Thursday, April 15, 2010

Dumbing down?

I have been to a couple of different artist talks over the past week, one by Mia Feuer at Transformer (this show closes Saturday) and one by a panel of Christian Benefiel, Michael Enn Sirvet, and Katherine Mann at Hamiltonian (show is up for another couple of weeks). All of these artists work in abstract forms that seem to directly reference natural or man-made objects, although they transform these forms via scale, placement, and strange juxtapositions into things almost unrecognizable.

Both Feuer and Mann talked about cultivating chaos in their practices, Mann by pouring random pools of ink, Feuer by trying to overextend her own physical capabilities with the scale and complexity of her work. They talked about their desire to create these chance-directed situations that they then have to clean up and respond to in order to create their work.
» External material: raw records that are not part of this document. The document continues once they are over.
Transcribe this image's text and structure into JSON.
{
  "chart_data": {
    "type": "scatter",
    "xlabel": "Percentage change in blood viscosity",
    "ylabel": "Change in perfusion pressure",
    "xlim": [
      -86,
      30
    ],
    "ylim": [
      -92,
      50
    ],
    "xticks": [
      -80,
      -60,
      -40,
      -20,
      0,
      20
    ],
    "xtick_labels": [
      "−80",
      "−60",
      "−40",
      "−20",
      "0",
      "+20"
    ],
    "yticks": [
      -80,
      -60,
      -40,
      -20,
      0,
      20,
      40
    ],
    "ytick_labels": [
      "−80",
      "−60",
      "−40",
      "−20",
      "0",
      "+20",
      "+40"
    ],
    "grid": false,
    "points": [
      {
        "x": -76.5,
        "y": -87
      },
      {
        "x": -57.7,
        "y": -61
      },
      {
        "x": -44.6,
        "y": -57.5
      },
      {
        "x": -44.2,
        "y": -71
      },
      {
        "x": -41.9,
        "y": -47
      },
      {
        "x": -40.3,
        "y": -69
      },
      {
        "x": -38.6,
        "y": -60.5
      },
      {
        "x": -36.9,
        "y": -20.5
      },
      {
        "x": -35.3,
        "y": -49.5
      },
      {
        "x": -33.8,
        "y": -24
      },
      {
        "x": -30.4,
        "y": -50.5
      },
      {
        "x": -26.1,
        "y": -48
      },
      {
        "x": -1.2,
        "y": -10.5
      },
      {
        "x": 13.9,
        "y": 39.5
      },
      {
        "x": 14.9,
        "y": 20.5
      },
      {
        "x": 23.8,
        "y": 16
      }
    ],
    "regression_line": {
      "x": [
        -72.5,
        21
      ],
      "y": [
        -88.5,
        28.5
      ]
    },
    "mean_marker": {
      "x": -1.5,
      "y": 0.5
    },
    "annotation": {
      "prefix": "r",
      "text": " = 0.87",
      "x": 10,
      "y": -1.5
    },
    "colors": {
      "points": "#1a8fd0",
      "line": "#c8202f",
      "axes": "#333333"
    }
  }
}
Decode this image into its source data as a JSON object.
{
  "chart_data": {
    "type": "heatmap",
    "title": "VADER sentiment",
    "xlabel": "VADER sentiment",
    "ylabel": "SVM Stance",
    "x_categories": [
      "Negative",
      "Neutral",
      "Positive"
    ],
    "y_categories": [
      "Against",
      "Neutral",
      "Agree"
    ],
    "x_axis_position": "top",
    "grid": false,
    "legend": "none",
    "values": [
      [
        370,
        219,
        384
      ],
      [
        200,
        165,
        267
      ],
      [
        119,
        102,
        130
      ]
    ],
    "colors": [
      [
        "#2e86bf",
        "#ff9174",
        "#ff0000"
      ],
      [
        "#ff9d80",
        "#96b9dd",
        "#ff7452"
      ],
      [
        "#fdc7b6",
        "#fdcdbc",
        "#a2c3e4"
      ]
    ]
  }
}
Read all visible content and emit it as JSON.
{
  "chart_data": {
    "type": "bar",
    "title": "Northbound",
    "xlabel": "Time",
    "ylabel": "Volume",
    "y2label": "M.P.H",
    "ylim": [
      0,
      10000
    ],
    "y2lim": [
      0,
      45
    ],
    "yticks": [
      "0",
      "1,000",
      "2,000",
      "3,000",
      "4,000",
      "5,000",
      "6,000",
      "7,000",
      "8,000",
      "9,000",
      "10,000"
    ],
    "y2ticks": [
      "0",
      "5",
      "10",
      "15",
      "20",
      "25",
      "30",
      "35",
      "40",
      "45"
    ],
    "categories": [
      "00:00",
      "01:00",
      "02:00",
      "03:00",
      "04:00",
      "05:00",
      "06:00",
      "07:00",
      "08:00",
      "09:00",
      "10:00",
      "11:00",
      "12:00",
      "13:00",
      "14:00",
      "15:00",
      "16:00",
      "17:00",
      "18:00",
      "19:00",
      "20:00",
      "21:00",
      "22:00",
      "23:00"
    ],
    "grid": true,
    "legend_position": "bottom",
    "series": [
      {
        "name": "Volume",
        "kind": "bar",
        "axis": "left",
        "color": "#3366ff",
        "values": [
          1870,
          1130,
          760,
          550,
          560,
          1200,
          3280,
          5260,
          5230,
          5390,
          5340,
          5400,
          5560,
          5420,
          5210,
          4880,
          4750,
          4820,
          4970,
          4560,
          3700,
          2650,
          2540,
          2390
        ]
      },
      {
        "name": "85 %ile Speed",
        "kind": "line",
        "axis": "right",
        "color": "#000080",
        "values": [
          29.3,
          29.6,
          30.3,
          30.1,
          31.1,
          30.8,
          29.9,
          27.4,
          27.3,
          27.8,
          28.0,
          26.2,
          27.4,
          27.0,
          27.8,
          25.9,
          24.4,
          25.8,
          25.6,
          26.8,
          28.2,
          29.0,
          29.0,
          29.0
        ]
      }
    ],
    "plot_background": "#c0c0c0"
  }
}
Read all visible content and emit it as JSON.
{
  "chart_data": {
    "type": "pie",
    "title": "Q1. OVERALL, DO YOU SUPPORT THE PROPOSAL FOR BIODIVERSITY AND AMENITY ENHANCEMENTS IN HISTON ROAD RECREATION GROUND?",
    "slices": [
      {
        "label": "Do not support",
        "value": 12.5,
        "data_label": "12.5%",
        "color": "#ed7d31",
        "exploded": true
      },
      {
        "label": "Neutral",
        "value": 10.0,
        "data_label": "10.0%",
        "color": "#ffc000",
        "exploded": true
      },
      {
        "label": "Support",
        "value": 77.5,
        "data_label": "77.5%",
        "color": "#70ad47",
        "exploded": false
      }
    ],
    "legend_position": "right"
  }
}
However, both artists shyed away from the word “intuition” when describing their processes, and neither seemed to want to give their subconscious underworkings much credit. Instead, they talked about their efforts to regain control over the chaos in very pedestrian, physically oriented, one-foot-in-front-of-the-other terms. I have caught myself in this same kind of downplaying of my mental processes when talking about my work. Now that I hear what it sounds like, I am kind of annoyed. Isn’t being an artist having this really refined visual sense that allows you to create meaning through inarticulatable (is that a word?) means? Isn’t that skill what sets artists apart from everyone else? So why do we have a hard time giving credence to that ability? Why do we do the “aw, shucks, I’m just an ole girl who works with her hands and nice things come out of it, somehow” song and dance? Why do we strive to un-intellectualize ourselves?